Warp is filled with minor issues. Nothing that, in itself, would cripple the game. Things that I’d normally be remarking about in passing, as a minor blemish on an otherwise good game. But they just came so quickly and so relentlessly that it seemed every time I forgot about one, I’d run into another.
Example: The levels are filled, not just with armed guards, but with unarmed scientists. The scientists are terrified of you. Perpetually. Doesn’t matter if you’ve carefully avoid killing scientists. Every time you warp into a room: screaming scientists. You can stand in the room for a minute and they just keep running around panicking, you leave the room, they recover and go back to work, teleport back in and it’s Screamtown USA all over again.
This could have been improved in several ways. Iji does it brilliantly – avoiding slaughter in Iji eventually leads to the “enemies” allying with you, followed by an entire different branch of the game with a different ending. Extra endings and game branches take time and money, of course. Here’s an easier idea: make the damn scientists quieter. As it is, every time you jump into a room you’re greeted with an atmosphere-obliterating chorus of screeches. Or make them stop paying attention to you after a while! Maybe that’s a reward for not killing them: they stop setting off alarms!
Another example: I mentioned Warp’s controls.
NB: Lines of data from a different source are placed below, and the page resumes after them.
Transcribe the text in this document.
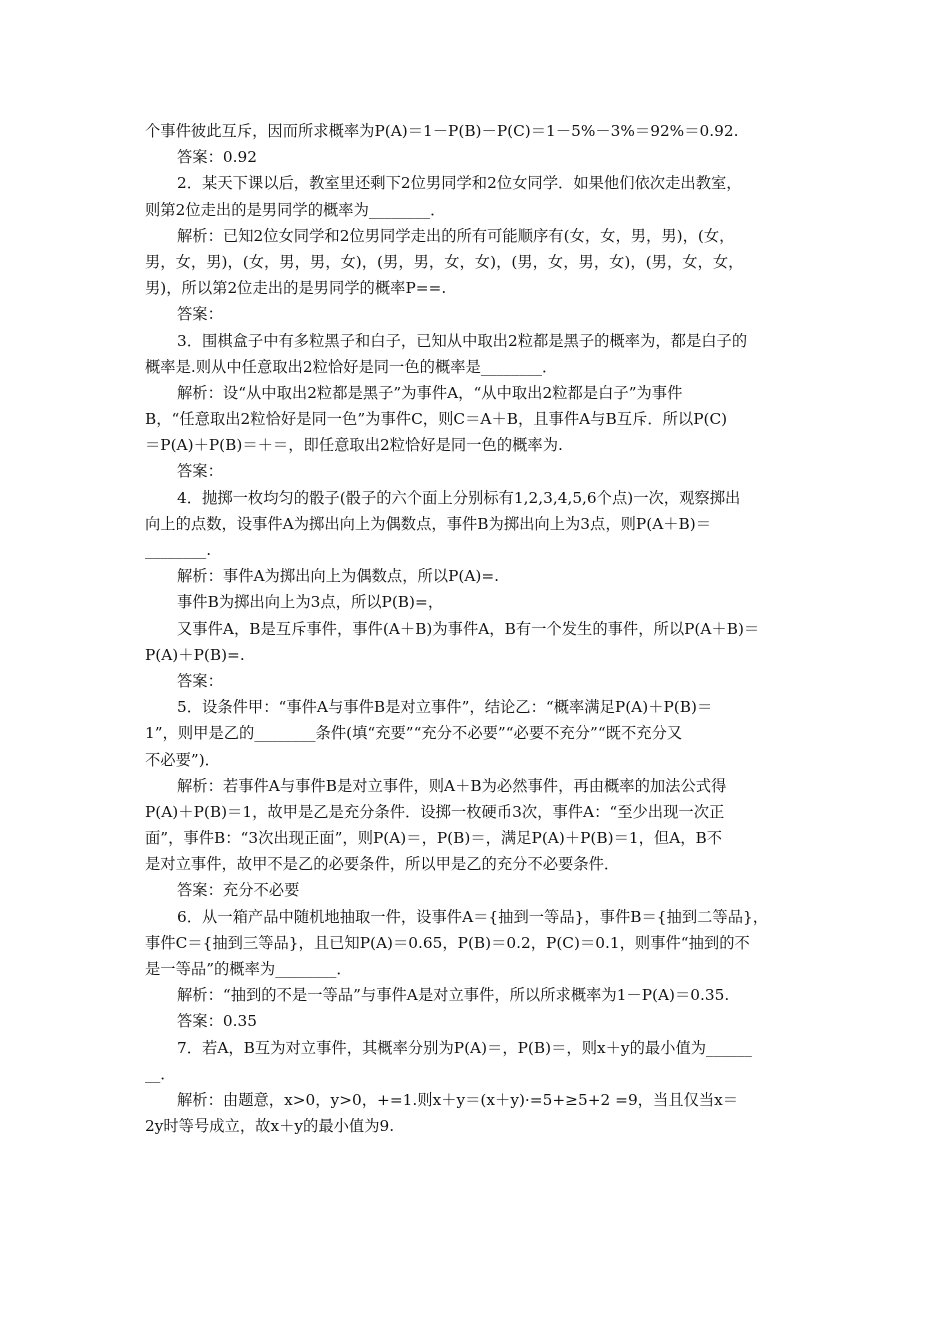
个事件彼此互斥，因而所求概率为P(A)＝1－P(B)－P(C)＝1－5%－3%＝92%＝0.92.
答案：0.92
2．某天下课以后，教室里还剩下2位男同学和2位女同学．如果他们依次走出教室，
则第2位走出的是男同学的概率为________．
解析：已知2位女同学和2位男同学走出的所有可能顺序有(女，女，男，男)，(女，
男，女，男)，(女，男，男，女)，(男，男，女，女)，(男，女，男，女)，(男，女，女，
男)，所以第2位走出的是男同学的概率P==.
答案：
3．围棋盒子中有多粒黑子和白子，已知从中取出2粒都是黑子的概率为，都是白子的
概率是.则从中任意取出2粒恰好是同一色的概率是________．
解析：设“从中取出2粒都是黑子”为事件A，“从中取出2粒都是白子”为事件
B，“任意取出2粒恰好是同一色”为事件C，则C＝A＋B，且事件A与B互斥．所以P(C)
＝P(A)＋P(B)＝＋＝，即任意取出2粒恰好是同一色的概率为.
答案：
4．抛掷一枚均匀的骰子(骰子的六个面上分别标有1,2,3,4,5,6个点)一次，观察掷出
向上的点数，设事件A为掷出向上为偶数点，事件B为掷出向上为3点，则P(A＋B)＝
________.
解析：事件A为掷出向上为偶数点，所以P(A)=.
事件B为掷出向上为3点，所以P(B)=，
又事件A，B是互斥事件，事件(A＋B)为事件A，B有一个发生的事件，所以P(A＋B)＝
P(A)＋P(B)=.
答案：
5．设条件甲：“事件A与事件B是对立事件”，结论乙：“概率满足P(A)＋P(B)＝
1”，则甲是乙的________条件(填“充要”“充分不必要”“必要不充分”“既不充分又
不必要”)．
解析：若事件A与事件B是对立事件，则A＋B为必然事件，再由概率的加法公式得
P(A)＋P(B)＝1，故甲是乙是充分条件．设掷一枚硬币3次，事件A：“至少出现一次正
面”，事件B：“3次出现正面”，则P(A)＝，P(B)＝，满足P(A)＋P(B)＝1，但A，B不
是对立事件，故甲不是乙的必要条件，所以甲是乙的充分不必要条件．
答案：充分不必要
6．从一箱产品中随机地抽取一件，设事件A＝{抽到一等品}，事件B＝{抽到二等品}，
事件C＝{抽到三等品}，且已知P(A)＝0.65，P(B)＝0.2，P(C)＝0.1，则事件“抽到的不
是一等品”的概率为________．
解析：“抽到的不是一等品”与事件A是对立事件，所以所求概率为1－P(A)＝0.35.
答案：0.35
7．若A，B互为对立事件，其概率分别为P(A)＝，P(B)＝，则x＋y的最小值为______
__．
解析：由题意，x>0，y>0，+=1.则x＋y＝(x＋y)·=5+≥5+2 =9，当且仅当x＝
2y时等号成立，故x＋y的最小值为9.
Most of my frustration revolved around Zero’s Illusion ability, which allow him to project a duplicate of himself to trick enemies. The problem is that any damage done to the illusion, or any missteps into areas where the illusion is not allowed to go, will dissipate the illusion . . . causing Zero to instantly start moving in whatever direction the illusion was moving. If you use the illusion in a place where it’s not allowed – even if a valid spawn point is literal inches away – the illusion will spawn directly in front of Zero, instantly disperse, and return control to Zero when you’re least expecting it.
So if, for example, you decide to create an illusion and move it forward, and at that very instant a laser beam fires directly ahead of you, your illusion will walk into it, disperse, and before you have time to react, Zero will troop happily into it and die.
Cue ten-second load screen.
Not that this happened to me dozens of times over during the end boss fight or anything.
I can live with issues like this if the game is a low-budget affair, and doubly so if they’re easy to recover from. Hotline Miami, an even faster-paced game released lately, is buggy as hell and had many fascinating problems and glitches as I fought my way through the levels. But in Hotline Miami, restarting the level is instant. And Hotline Miami’s art is relatively simple, and its budget, I suspect, was quite minimal. For an indie game, Warp is a high-budget game, built on the Unreal engine, with detailed 3d models, good texturing, copious voice acting and cutscenes, and a boss that randomly and mysteriously fails to take damage from being attacked. Given the money spent on the rest of the game, the controls, loading times, and gameplay bugs are just unacceptable.
In the end, I kept feeling like the actual game had taken second tier to the rest of Warp. Compared to the amount of polish the art and atmosphere received, the gameplay was rough and spiky.
Warp is a good game. But with a little more work on the interface and a little more work on the game behavior, it could have been a lot better . . . even if that meant sacrificing a bunch of polygons.